If training issues aren't present, the question becomes how to merge these in the best possible manner; perhaps using online indices like DNSBLs and DCC, Razor, and Pyzor as priors on a non-naive Bayesian algorithm to determine a ham/spam probability of 0=ham, 50=unknown, 100=spam and draw points based on the logarithmic distance from 50 (this is what Spamassassin does with naive bayes), then similarly run it through a Markov method and SVM method, adding up all the points. 100% on all three should net the most points, which if using SpamAssassin, should be around 6-8 (of a needed 5 to mark and 8 to delete) if the confidence in the training is very high, or 4-6 if high, or 2-4 if moderate.

A best-of-breed implementation

My proposed best-of-breed:

  1. Nolisting (closed port 25 on highest priority MX, no server on IP for lowest priority MX)
  2. Greylisting with the following times:
    1. No greylisting for noncompliant servers by whitelist (DNSGL
    2. 30m for relays listed in spamcop's top offending /8 network blocks
    3. 45m for a broad list of DNSBLs (including some over-aggressive ones)
    4. No greylisting for compliant servers by whitelist (DNSGL
    5. 30m for any other Windows server (p0f)
    6. 10s (yes, seconds) for anybody else, ideally noting success to DNSGL if Spamassassin reports a low score
  3. Spamassassin (round 1).
    1. First check if bulk email
    2. If bulk email, check SBRL. short-circuits SA (as ham).
    3. DNSBLs and URIBLs have increased scores, custom DNSBLs (including DNSGL and SBRL are present too.
    4. DNSWLs and their kind have increased negative scores, including custom lists like SBRL (note that hits have already exited SA).
    5. Best-of-breed machine-learning algorithms (non-naive bayes + crm114 + svm)
    6. After scan, if 8+ points, reject (still at SMTP time).
  4. ClamAV virus -> reject (still at SMTP time).
  5. Delivery to mailbox (IMAP, SMTP time is over).
  6. Spamass-imap rescans (and re-marks) unread mail in mailboxes every 15m
  7. Users have three or four special folders: teach-spam, teach-notspam, teach-pickup (teach-pickup is read-only), and teach-me. messages in teach-spam and teach-notspam are learned by the machine learning algorithms as spam or ham. teach-pickup is populated by un-marked learned ham messages, which are deleted after 48 business hours of being populated. teach-me is an optional folder where spamass-imap may put mail newly classified as between 8-10 points.

The SA(initial) and ClamAV steps could be swapped if it is determined that SA uses more CPU cycles on a day's worth of viruses (only) than ClamAV would use on all spam (only).
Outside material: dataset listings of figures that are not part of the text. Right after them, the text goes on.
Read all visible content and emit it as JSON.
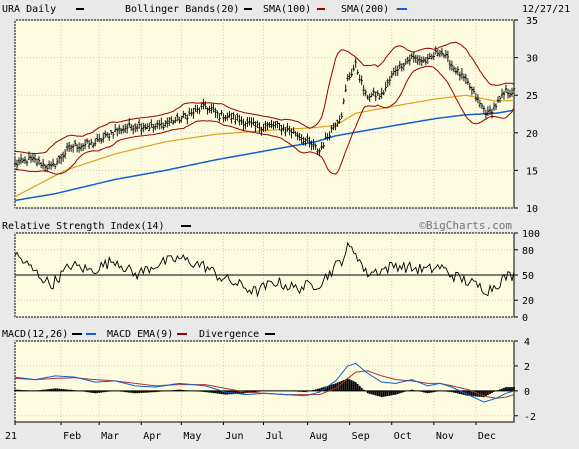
{
  "chart_data": [
    {
      "type": "line",
      "panel": "price",
      "title": "URA Daily",
      "date_stamp": "12/27/21",
      "legend": [
        {
          "label": "URA Daily",
          "color": "#000000"
        },
        {
          "label": "Bollinger Bands(20)",
          "color": "#000000"
        },
        {
          "label": "SMA(100)",
          "color": "#990000"
        },
        {
          "label": "SMA(200)",
          "color": "#e0a020"
        },
        {
          "label": "",
          "color": "#1060d0"
        }
      ],
      "y_ticks": [
        "35",
        "30",
        "25",
        "20",
        "15",
        "10"
      ],
      "ylim": [
        10,
        35
      ],
      "grid": true,
      "x_months": [
        "21",
        "Feb",
        "Mar",
        "Apr",
        "May",
        "Jun",
        "Jul",
        "Aug",
        "Sep",
        "Oct",
        "Nov",
        "Dec"
      ],
      "x_day_index": [
        0,
        23,
        42,
        63,
        83,
        104,
        124,
        146,
        167,
        188,
        209,
        230
      ],
      "total_days": 250,
      "price_keypoints": [
        [
          0,
          15.8
        ],
        [
          8,
          16.5
        ],
        [
          18,
          15.3
        ],
        [
          28,
          18.2
        ],
        [
          40,
          18.6
        ],
        [
          50,
          20.3
        ],
        [
          60,
          21.0
        ],
        [
          70,
          20.8
        ],
        [
          82,
          21.8
        ],
        [
          95,
          23.5
        ],
        [
          102,
          22.3
        ],
        [
          110,
          22.0
        ],
        [
          120,
          20.8
        ],
        [
          130,
          21.0
        ],
        [
          140,
          20.0
        ],
        [
          152,
          17.6
        ],
        [
          158,
          20.5
        ],
        [
          163,
          22.5
        ],
        [
          166,
          27.0
        ],
        [
          170,
          29.0
        ],
        [
          175,
          25.0
        ],
        [
          183,
          25.0
        ],
        [
          190,
          28.5
        ],
        [
          198,
          30.0
        ],
        [
          206,
          29.5
        ],
        [
          212,
          31.0
        ],
        [
          218,
          29.0
        ],
        [
          226,
          26.5
        ],
        [
          232,
          23.8
        ],
        [
          236,
          22.5
        ],
        [
          241,
          24.0
        ],
        [
          245,
          25.5
        ],
        [
          249,
          25.5
        ]
      ],
      "sma100_keypoints": [
        [
          0,
          11.5
        ],
        [
          25,
          15.0
        ],
        [
          50,
          17.2
        ],
        [
          75,
          18.8
        ],
        [
          100,
          19.8
        ],
        [
          125,
          20.3
        ],
        [
          150,
          20.7
        ],
        [
          160,
          21.0
        ],
        [
          170,
          22.6
        ],
        [
          190,
          23.6
        ],
        [
          210,
          24.5
        ],
        [
          225,
          25.0
        ],
        [
          240,
          24.2
        ],
        [
          249,
          24.3
        ]
      ],
      "sma200_keypoints": [
        [
          0,
          11.0
        ],
        [
          20,
          11.9
        ],
        [
          50,
          13.8
        ],
        [
          75,
          15.0
        ],
        [
          100,
          16.4
        ],
        [
          125,
          17.6
        ],
        [
          150,
          18.8
        ],
        [
          160,
          19.6
        ],
        [
          175,
          20.3
        ],
        [
          190,
          21.0
        ],
        [
          210,
          21.9
        ],
        [
          225,
          22.4
        ],
        [
          240,
          22.6
        ],
        [
          249,
          23.0
        ]
      ]
    },
    {
      "type": "line",
      "panel": "rsi",
      "title": "Relative Strength Index(14)",
      "watermark": "©BigCharts.com",
      "y_ticks": [
        "100",
        "80",
        "50",
        "20",
        "0"
      ],
      "ylim": [
        0,
        100
      ],
      "reference_line": 50,
      "rsi_keypoints": [
        [
          0,
          75
        ],
        [
          8,
          58
        ],
        [
          18,
          38
        ],
        [
          28,
          62
        ],
        [
          38,
          55
        ],
        [
          50,
          68
        ],
        [
          60,
          50
        ],
        [
          70,
          62
        ],
        [
          82,
          70
        ],
        [
          95,
          60
        ],
        [
          102,
          48
        ],
        [
          110,
          40
        ],
        [
          120,
          30
        ],
        [
          130,
          42
        ],
        [
          140,
          34
        ],
        [
          152,
          40
        ],
        [
          158,
          55
        ],
        [
          163,
          68
        ],
        [
          166,
          82
        ],
        [
          170,
          78
        ],
        [
          175,
          52
        ],
        [
          183,
          56
        ],
        [
          190,
          62
        ],
        [
          198,
          58
        ],
        [
          206,
          56
        ],
        [
          212,
          60
        ],
        [
          218,
          50
        ],
        [
          226,
          42
        ],
        [
          232,
          36
        ],
        [
          236,
          32
        ],
        [
          241,
          40
        ],
        [
          245,
          48
        ],
        [
          249,
          50
        ]
      ]
    },
    {
      "type": "line",
      "panel": "macd",
      "title": "MACD(12,26)",
      "legend": [
        {
          "label": "MACD(12,26)",
          "color": "#000000"
        },
        {
          "label": "MACD EMA(9)",
          "color": "#1060d0"
        },
        {
          "label": "Divergence",
          "color": "#000000"
        }
      ],
      "y_ticks": [
        "4",
        "2",
        "0",
        "-2"
      ],
      "ylim": [
        -2.5,
        4
      ],
      "macd_keypoints": [
        [
          0,
          1.1
        ],
        [
          10,
          0.9
        ],
        [
          20,
          1.2
        ],
        [
          30,
          1.1
        ],
        [
          40,
          0.7
        ],
        [
          50,
          0.8
        ],
        [
          60,
          0.4
        ],
        [
          70,
          0.3
        ],
        [
          82,
          0.6
        ],
        [
          95,
          0.4
        ],
        [
          105,
          -0.1
        ],
        [
          115,
          -0.3
        ],
        [
          125,
          -0.2
        ],
        [
          135,
          -0.3
        ],
        [
          145,
          -0.4
        ],
        [
          152,
          -0.1
        ],
        [
          160,
          0.8
        ],
        [
          166,
          2.0
        ],
        [
          170,
          2.2
        ],
        [
          176,
          1.4
        ],
        [
          183,
          0.7
        ],
        [
          190,
          0.6
        ],
        [
          198,
          0.9
        ],
        [
          206,
          0.4
        ],
        [
          212,
          0.6
        ],
        [
          218,
          0.3
        ],
        [
          226,
          -0.3
        ],
        [
          234,
          -0.9
        ],
        [
          240,
          -0.6
        ],
        [
          245,
          -0.2
        ],
        [
          249,
          0.0
        ]
      ],
      "ema_keypoints": [
        [
          0,
          1.0
        ],
        [
          10,
          0.9
        ],
        [
          20,
          1.0
        ],
        [
          30,
          1.05
        ],
        [
          40,
          0.9
        ],
        [
          50,
          0.8
        ],
        [
          60,
          0.6
        ],
        [
          70,
          0.4
        ],
        [
          82,
          0.5
        ],
        [
          95,
          0.5
        ],
        [
          105,
          0.2
        ],
        [
          115,
          -0.1
        ],
        [
          125,
          -0.2
        ],
        [
          135,
          -0.3
        ],
        [
          145,
          -0.3
        ],
        [
          152,
          -0.3
        ],
        [
          160,
          0.2
        ],
        [
          166,
          1.0
        ],
        [
          170,
          1.5
        ],
        [
          176,
          1.6
        ],
        [
          183,
          1.2
        ],
        [
          190,
          0.9
        ],
        [
          198,
          0.8
        ],
        [
          206,
          0.6
        ],
        [
          212,
          0.6
        ],
        [
          218,
          0.4
        ],
        [
          226,
          0.1
        ],
        [
          234,
          -0.4
        ],
        [
          240,
          -0.6
        ],
        [
          245,
          -0.5
        ],
        [
          249,
          -0.3
        ]
      ]
    }
  ]
}
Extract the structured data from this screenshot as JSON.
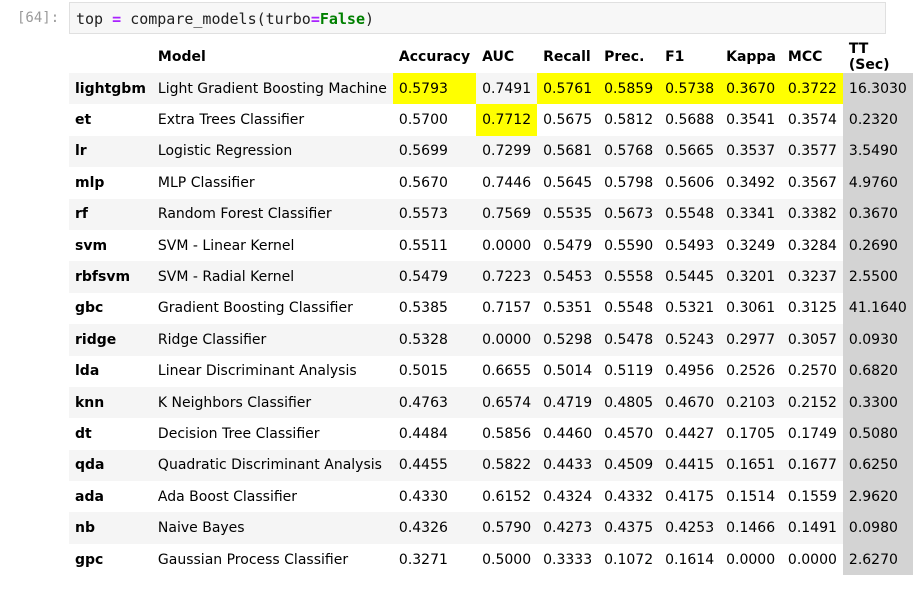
{
  "cell": {
    "prompt": "[64]:",
    "code": {
      "var": "top",
      "assign": "=",
      "func": "compare_models(turbo",
      "eq": "=",
      "arg": "False",
      "close": ")"
    }
  },
  "table": {
    "headers": [
      "",
      "Model",
      "Accuracy",
      "AUC",
      "Recall",
      "Prec.",
      "F1",
      "Kappa",
      "MCC",
      "TT (Sec)"
    ],
    "highlight_color": "#ffff00",
    "tt_column_color": "#d3d3d3",
    "rows": [
      {
        "idx": "lightgbm",
        "model": "Light Gradient Boosting Machine",
        "acc": "0.5793",
        "auc": "0.7491",
        "recall": "0.5761",
        "prec": "0.5859",
        "f1": "0.5738",
        "kappa": "0.3670",
        "mcc": "0.3722",
        "tt": "16.3030",
        "hl": [
          "acc",
          "recall",
          "prec",
          "f1",
          "kappa",
          "mcc"
        ]
      },
      {
        "idx": "et",
        "model": "Extra Trees Classifier",
        "acc": "0.5700",
        "auc": "0.7712",
        "recall": "0.5675",
        "prec": "0.5812",
        "f1": "0.5688",
        "kappa": "0.3541",
        "mcc": "0.3574",
        "tt": "0.2320",
        "hl": [
          "auc"
        ]
      },
      {
        "idx": "lr",
        "model": "Logistic Regression",
        "acc": "0.5699",
        "auc": "0.7299",
        "recall": "0.5681",
        "prec": "0.5768",
        "f1": "0.5665",
        "kappa": "0.3537",
        "mcc": "0.3577",
        "tt": "3.5490",
        "hl": []
      },
      {
        "idx": "mlp",
        "model": "MLP Classifier",
        "acc": "0.5670",
        "auc": "0.7446",
        "recall": "0.5645",
        "prec": "0.5798",
        "f1": "0.5606",
        "kappa": "0.3492",
        "mcc": "0.3567",
        "tt": "4.9760",
        "hl": []
      },
      {
        "idx": "rf",
        "model": "Random Forest Classifier",
        "acc": "0.5573",
        "auc": "0.7569",
        "recall": "0.5535",
        "prec": "0.5673",
        "f1": "0.5548",
        "kappa": "0.3341",
        "mcc": "0.3382",
        "tt": "0.3670",
        "hl": []
      },
      {
        "idx": "svm",
        "model": "SVM - Linear Kernel",
        "acc": "0.5511",
        "auc": "0.0000",
        "recall": "0.5479",
        "prec": "0.5590",
        "f1": "0.5493",
        "kappa": "0.3249",
        "mcc": "0.3284",
        "tt": "0.2690",
        "hl": []
      },
      {
        "idx": "rbfsvm",
        "model": "SVM - Radial Kernel",
        "acc": "0.5479",
        "auc": "0.7223",
        "recall": "0.5453",
        "prec": "0.5558",
        "f1": "0.5445",
        "kappa": "0.3201",
        "mcc": "0.3237",
        "tt": "2.5500",
        "hl": []
      },
      {
        "idx": "gbc",
        "model": "Gradient Boosting Classifier",
        "acc": "0.5385",
        "auc": "0.7157",
        "recall": "0.5351",
        "prec": "0.5548",
        "f1": "0.5321",
        "kappa": "0.3061",
        "mcc": "0.3125",
        "tt": "41.1640",
        "hl": []
      },
      {
        "idx": "ridge",
        "model": "Ridge Classifier",
        "acc": "0.5328",
        "auc": "0.0000",
        "recall": "0.5298",
        "prec": "0.5478",
        "f1": "0.5243",
        "kappa": "0.2977",
        "mcc": "0.3057",
        "tt": "0.0930",
        "hl": []
      },
      {
        "idx": "lda",
        "model": "Linear Discriminant Analysis",
        "acc": "0.5015",
        "auc": "0.6655",
        "recall": "0.5014",
        "prec": "0.5119",
        "f1": "0.4956",
        "kappa": "0.2526",
        "mcc": "0.2570",
        "tt": "0.6820",
        "hl": []
      },
      {
        "idx": "knn",
        "model": "K Neighbors Classifier",
        "acc": "0.4763",
        "auc": "0.6574",
        "recall": "0.4719",
        "prec": "0.4805",
        "f1": "0.4670",
        "kappa": "0.2103",
        "mcc": "0.2152",
        "tt": "0.3300",
        "hl": []
      },
      {
        "idx": "dt",
        "model": "Decision Tree Classifier",
        "acc": "0.4484",
        "auc": "0.5856",
        "recall": "0.4460",
        "prec": "0.4570",
        "f1": "0.4427",
        "kappa": "0.1705",
        "mcc": "0.1749",
        "tt": "0.5080",
        "hl": []
      },
      {
        "idx": "qda",
        "model": "Quadratic Discriminant Analysis",
        "acc": "0.4455",
        "auc": "0.5822",
        "recall": "0.4433",
        "prec": "0.4509",
        "f1": "0.4415",
        "kappa": "0.1651",
        "mcc": "0.1677",
        "tt": "0.6250",
        "hl": []
      },
      {
        "idx": "ada",
        "model": "Ada Boost Classifier",
        "acc": "0.4330",
        "auc": "0.6152",
        "recall": "0.4324",
        "prec": "0.4332",
        "f1": "0.4175",
        "kappa": "0.1514",
        "mcc": "0.1559",
        "tt": "2.9620",
        "hl": []
      },
      {
        "idx": "nb",
        "model": "Naive Bayes",
        "acc": "0.4326",
        "auc": "0.5790",
        "recall": "0.4273",
        "prec": "0.4375",
        "f1": "0.4253",
        "kappa": "0.1466",
        "mcc": "0.1491",
        "tt": "0.0980",
        "hl": []
      },
      {
        "idx": "gpc",
        "model": "Gaussian Process Classifier",
        "acc": "0.3271",
        "auc": "0.5000",
        "recall": "0.3333",
        "prec": "0.1072",
        "f1": "0.1614",
        "kappa": "0.0000",
        "mcc": "0.0000",
        "tt": "2.6270",
        "hl": []
      }
    ]
  }
}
This should theoretically only happen in cases where there is a really clever email virus out en force, which is to say, too rare to matter.

Other tools

SPF, SAV (Sender Address Verification), and SMTP server tweaks can all help too.

I especially like the idea of Sendmail's 3s delay for each incoming message. No big deal for regular mail, but spammers can't just slam out millions of simultaneous emails if each one has a 3s delay. It means that if you are number one thousand, you've had up to 3000s (50 minutes!) of delay time which hits the secondary benefit of greylisting noted above (more time for the online lists to note the spam, so an increased possibility of its proper detection).